A full thickness abdominal wall defect in which foetal abdominal organs protrude outside the abdomen with no protective layer. Due to contact with amniotic fluid, the bowel is thick and matted. Usually detected on an USS at 20 weeks but also visible at birth. If picked up on USS, birth should be at a neonatal surgical centre
What are the risk factors for gastroschisis?
maternal smoking –> possibly due to placental insufficiency
maternal age <20 years old
environmental exposure eg to nitrosamines
maternal cyclooxygenase inhibitors eg use of ibuprofen and aspirin
What are the clinical features of gastroschisis?
Abdo organs are herniated outside the abdominal cavity usually through a full thickness opening (not through umbilicus as this is exomphalos)

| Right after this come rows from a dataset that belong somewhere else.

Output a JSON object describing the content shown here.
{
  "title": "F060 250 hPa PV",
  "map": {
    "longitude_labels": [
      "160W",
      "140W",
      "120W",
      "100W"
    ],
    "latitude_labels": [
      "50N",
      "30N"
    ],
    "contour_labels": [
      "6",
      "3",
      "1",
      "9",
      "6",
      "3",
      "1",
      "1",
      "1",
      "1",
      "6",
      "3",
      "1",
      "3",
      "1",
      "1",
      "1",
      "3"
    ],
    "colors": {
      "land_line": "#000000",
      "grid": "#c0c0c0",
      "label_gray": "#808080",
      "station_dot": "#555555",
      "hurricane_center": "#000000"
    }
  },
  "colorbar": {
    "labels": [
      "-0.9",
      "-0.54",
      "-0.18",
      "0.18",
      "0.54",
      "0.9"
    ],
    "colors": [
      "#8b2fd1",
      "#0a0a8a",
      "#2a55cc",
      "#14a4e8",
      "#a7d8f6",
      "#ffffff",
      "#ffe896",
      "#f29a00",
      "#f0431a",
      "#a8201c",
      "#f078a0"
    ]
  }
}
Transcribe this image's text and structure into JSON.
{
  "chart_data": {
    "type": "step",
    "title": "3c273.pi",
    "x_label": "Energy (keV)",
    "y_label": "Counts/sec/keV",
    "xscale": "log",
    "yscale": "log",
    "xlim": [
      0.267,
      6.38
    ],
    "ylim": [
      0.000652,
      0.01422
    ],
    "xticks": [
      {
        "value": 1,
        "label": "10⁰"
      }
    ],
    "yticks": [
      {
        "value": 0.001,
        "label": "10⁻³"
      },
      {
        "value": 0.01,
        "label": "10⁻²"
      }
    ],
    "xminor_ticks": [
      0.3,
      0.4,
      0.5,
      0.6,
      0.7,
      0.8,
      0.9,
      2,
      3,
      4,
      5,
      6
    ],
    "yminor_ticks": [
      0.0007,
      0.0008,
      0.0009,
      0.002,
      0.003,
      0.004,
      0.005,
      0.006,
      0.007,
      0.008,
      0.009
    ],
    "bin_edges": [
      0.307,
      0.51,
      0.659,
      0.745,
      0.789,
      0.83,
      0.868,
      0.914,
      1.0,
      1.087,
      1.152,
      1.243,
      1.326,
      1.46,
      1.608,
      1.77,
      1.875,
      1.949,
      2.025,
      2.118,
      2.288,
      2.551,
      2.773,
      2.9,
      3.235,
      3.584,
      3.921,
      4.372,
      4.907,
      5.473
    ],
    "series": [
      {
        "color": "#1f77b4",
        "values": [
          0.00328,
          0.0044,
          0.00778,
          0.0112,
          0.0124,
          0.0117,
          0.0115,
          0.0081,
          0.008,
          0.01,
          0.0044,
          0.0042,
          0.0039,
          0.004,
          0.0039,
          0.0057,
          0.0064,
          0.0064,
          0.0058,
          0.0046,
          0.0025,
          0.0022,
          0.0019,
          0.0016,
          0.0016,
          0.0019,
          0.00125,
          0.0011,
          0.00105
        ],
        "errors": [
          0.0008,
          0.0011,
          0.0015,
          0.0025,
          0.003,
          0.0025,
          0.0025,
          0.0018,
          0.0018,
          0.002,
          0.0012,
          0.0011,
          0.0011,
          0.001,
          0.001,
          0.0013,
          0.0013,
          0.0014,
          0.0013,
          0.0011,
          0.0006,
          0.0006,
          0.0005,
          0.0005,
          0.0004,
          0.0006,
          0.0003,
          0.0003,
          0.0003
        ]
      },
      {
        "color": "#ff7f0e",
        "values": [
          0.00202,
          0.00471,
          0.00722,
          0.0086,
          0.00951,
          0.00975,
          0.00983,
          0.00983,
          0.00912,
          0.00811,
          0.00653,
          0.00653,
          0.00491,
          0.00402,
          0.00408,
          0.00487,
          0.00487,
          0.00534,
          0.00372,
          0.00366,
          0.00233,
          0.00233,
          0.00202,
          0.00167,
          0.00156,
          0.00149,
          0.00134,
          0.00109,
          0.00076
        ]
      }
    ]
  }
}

commonly involved organs –> small intestines, large intestines, stomach and liver
DEFINING FEATURE: no protective sack around the organs
intestines may also be thick and swollen, the neonatal abdominal cavity may be smaller than expected
Also associated with intestinal malrotation and intestinal atresia
What is the management of gastroschisis?
Immediate management: immediate fluid resuscitation, clear & sterile covering over the organs, maintain adequate temperature and place baby on right side to prevent kinking of mesenteric vessels
Definitive management: surgery aims to reduce the organs and close the abdominal wall defect. larger defects may need a staged surgical approach to return the contents to the abdomen slowly by placing them in a sac called a silo
-following surgery, a nasogastric tube is inserted to decompress the bowel and parenteral feeding is given while the inflammatory peel recovers.